Jewish traders would buy and sell silk, spices, cotton, leather, and artisanal goods; along the route, they delivered mail and maintained communications. In order to observe kashrut and Shabbat, they set up a system of Jewish homes at six-day intervals, so travelers could stop for Shabbat. “Every bar mitzvah boy was taught to shecht chickens, so that when he started traveling, he’d be able to eat meat,” Geula says. “The men would buy bread, fruits, vegetables, and eggs along the way. They traveled with a sefer Torah.”
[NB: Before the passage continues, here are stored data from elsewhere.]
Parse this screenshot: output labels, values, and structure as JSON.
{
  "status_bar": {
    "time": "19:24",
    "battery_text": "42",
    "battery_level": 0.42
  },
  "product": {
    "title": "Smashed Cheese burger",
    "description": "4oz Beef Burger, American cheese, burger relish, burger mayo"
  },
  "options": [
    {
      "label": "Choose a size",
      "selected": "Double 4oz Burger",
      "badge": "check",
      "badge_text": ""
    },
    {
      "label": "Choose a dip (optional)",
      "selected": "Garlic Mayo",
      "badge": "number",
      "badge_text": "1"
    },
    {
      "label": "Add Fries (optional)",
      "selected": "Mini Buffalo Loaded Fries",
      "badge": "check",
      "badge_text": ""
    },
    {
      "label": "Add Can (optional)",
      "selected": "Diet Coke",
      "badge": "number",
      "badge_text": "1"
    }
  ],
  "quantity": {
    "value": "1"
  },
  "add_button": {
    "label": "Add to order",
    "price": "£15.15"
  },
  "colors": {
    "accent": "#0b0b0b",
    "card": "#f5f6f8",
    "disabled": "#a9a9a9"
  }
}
The routes were difficult, unpaved roads through deserts and steep mountains. Guides called rohdahns, who knew the terrain, would lead them and help them avoid robbers and other dangers. They slept in caves at night, constantly on alert for snakes and scorpions. Given these dangers, women almost never went along.
“The exception was a prospective mother-in-law traveling to check out a bride,” Geula says. “Many matches were arranged on these trips.”
While their Muslim neighbors revered those who’d made the hadj, or pilgrimage to Mecca, the Jews of Bukhara had the custom to make a pilgrimage to Jerusalem (and would call such returned pilgrims “hadji”).
“They would leave after Pesach, arriving in time for Shavuot,” Geula says. “Many Bukharians would buy second homes in Israel and send boys to yeshivah there.”
By the middle of the 19th century, a settlement called Shechunat HaBucharim had been established in Jerusalem, near Meah Shearim, and around the same time, the Russians took over Bukhara and granted the Jews more religious freedom.